Google DeepMind’s Aletheia, an autonomous AI agent powered by Gemini 3 Deep Think, solved 6 of 10 unpublished research-level mathematical problems in the FirstProof challenge without any human intervention. Expert mathematicians evaluated the solutions and judged them “publishable after minor revisions,” according to InfoQ’s analysis of the results. Aletheia also scored approximately 91.9% on IMO-ProofBench, a benchmark for competition-level proof verification.

The FirstProof challenge consists of ten lemmas sourced from the active, unpublished work of professional mathematicians. The problems had never been posted online, making data contamination or memorization effectively impossible. Participants had one week to submit solutions. Aletheia received raw problem prompts with no human hints, no dialogue loops, and no manual selection of outputs.

What Aletheia Got Right, and What It Refused to Answer

For the 6 solved problems, expert evaluators deemed the proofs publication-ready with minor revisions. Problem 8’s solution was judged correct by 5 of 7 expert reviewers, according to the FirstProof evaluation document. The remaining two reviewers noted insufficient clarifying details rather than logical flaws.

For the 4 unsolved problems, Aletheia outputted “No solution found” or timed out. It did not generate plausible-sounding incorrect proofs. DeepMind researchers described this self-filtering as a deliberate design principle: “We view reliability as the primary bottleneck to scaling up AI assistance on research mathematics,” they wrote in the evaluation paper. “We suspect that many practicing researchers would prefer to trade raw problem-solving capability for increased accuracy.”

OpenAI attempted the same challenge using an internal, unreleased reasoning model. The company initially claimed 6 solutions, but the count was later revised to 5 after Problem 2’s solution was found to contain a logical flaw. OpenAI acknowledged using limited human supervision to evaluate and select outputs from multiple attempts, making its approach fundamentally different from Aletheia’s zero-shot autonomous execution.

How Aletheia Works

The system uses a multi-agent architecture with three components: a Generator that proposes logical steps, a Verifier that checks them for flaws, and a Reviser that patches mistakes. Google Search integration allows the agent to verify concepts against existing literature, reducing the hallucinated citations that typically plague language models in technical domains. InfoQ described the setup as resembling “a CI/CD pipeline for mathematics: propose, verify, fail, repair, and merge.”

The underlying Gemini 3 Deep Think architecture relies on extended test-time compute, investing more inference-time processing into each problem rather than scaling model parameters. DeepMind’s blog post noted that Aletheia demonstrated “higher reasoning quality can be achieved at a lower inference-time compute” compared to brute-force scaling.

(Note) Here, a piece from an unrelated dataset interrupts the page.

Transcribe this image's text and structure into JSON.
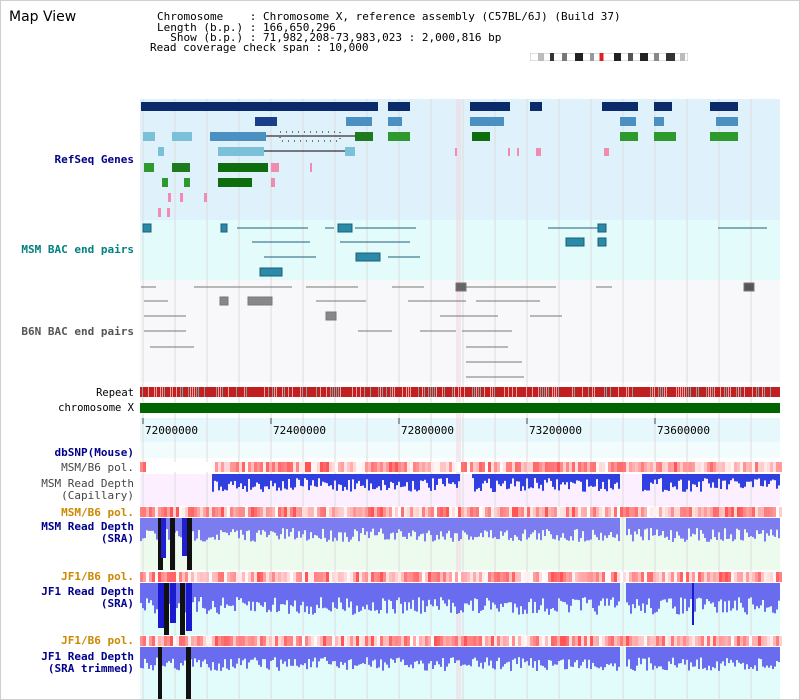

Limitations and Next Steps

The researchers acknowledged significant constraints. The evaluation paper noted that “even with its verifier mechanism, Aletheia is still more prone to errors than human experts” and exhibits “specification gaming,” interpreting ambiguous problems in ways that are easiest to answer rather than most mathematically interesting.

Scientific American’s coverage quoted Stanford professor Mohammed Abouzaid, a FirstProof organizer, observing that AI-generated proofs “have the flavor of 19th-century mathematics” while mathematicians are “trying to build the mathematics of the 21st century.”

The FirstProof team is already preparing a second batch of problems for March through June 2026, designed as a fully formal benchmark. For agent builders, the takeaway is architectural: Aletheia’s value comes not from raw intelligence but from knowing when to stop, a design pattern that applies well beyond mathematics.